If data mining were useful, it would be in the first step of the investigation process–the part where investigators get leads for further study. In the most optimistic scenario, data mining can only point to people and activities that might be suspicious. It’s up to human investigators to pick up those leads and follow up on them.

But the problem with the 9/11 reports was not a shortage of leads. We already knew that several of the 9/11 hijackers were affiliated with Al Qaeda, that they had traveled to Afghanistan, that they had been connected to previous terrorist attacks, etc. What was needed was more manpower focused on the leads we already had. We needed several dozen investigators to go out and start investigating the terrorists we already knew were in the country. Had they tapped their phones, subpoenaed their credit card records, and talked to the relevant intelligence experts at the CIA, FBI, State Department, and other agencies, they would have quickly discovered all the information that data mining would have uncovered, and then some.

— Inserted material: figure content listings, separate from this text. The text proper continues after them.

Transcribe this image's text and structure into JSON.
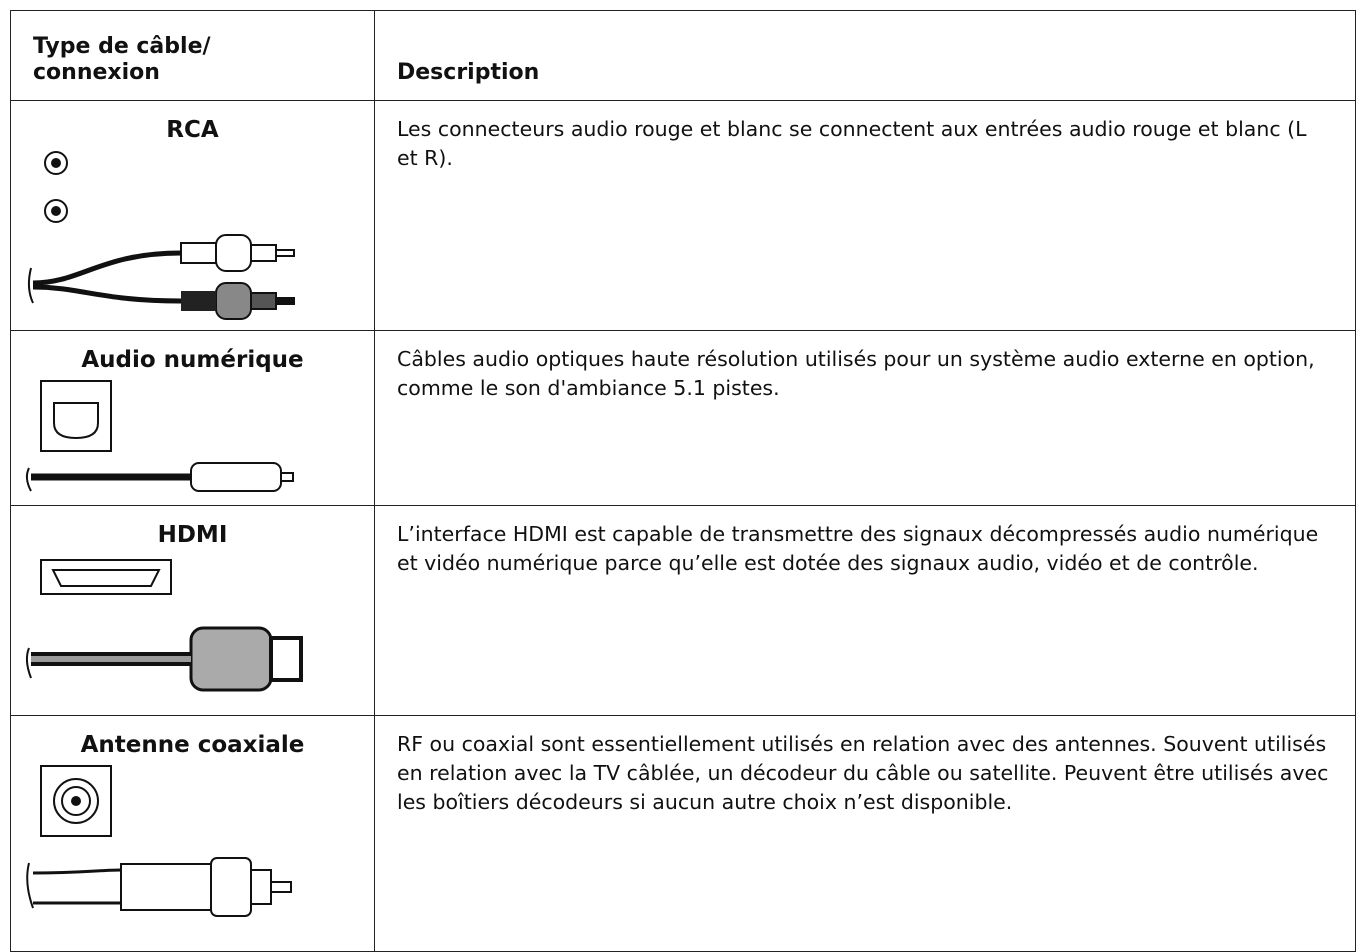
{
  "header": {
    "col1": [
      "Type de câble/",
      "connexion"
    ],
    "col2": "Description"
  },
  "rows": [
    {
      "name": "RCA",
      "description": "Les connecteurs audio rouge et blanc se connectent aux entrées audio rouge et blanc (L et R)."
    },
    {
      "name": "Audio numérique",
      "description": "Câbles audio optiques haute résolution utilisés pour un système audio externe en option, comme le son d'ambiance 5.1 pistes."
    },
    {
      "name": "HDMI",
      "description": "L’interface HDMI est capable de transmettre des signaux décompressés audio numérique et vidéo numérique parce qu’elle est dotée des signaux audio, vidéo et de contrôle."
    },
    {
      "name": "Antenne coaxiale",
      "description": "RF ou coaxial sont essentiellement utilisés en relation avec des antennes. Souvent utilisés en relation avec la TV câblée, un décodeur du câble ou satellite. Peuvent être utilisés avec les boîtiers décodeurs si aucun autre choix n’est disponible."
    }
  ]
}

If anything, the problem was that our intelligence and law enforcement resources were stretched too thin. One of the 9/11 hijackers was literally on an FBI agent’s “to do” list. Throwing tens of thousands of additional leads on the pile (and we’ll be lucky if we can get the number of false positives down to the tens of thousands) will just stretch those resources even thinner.

The paper makes some other good points as well, so I encourage you to go check it out.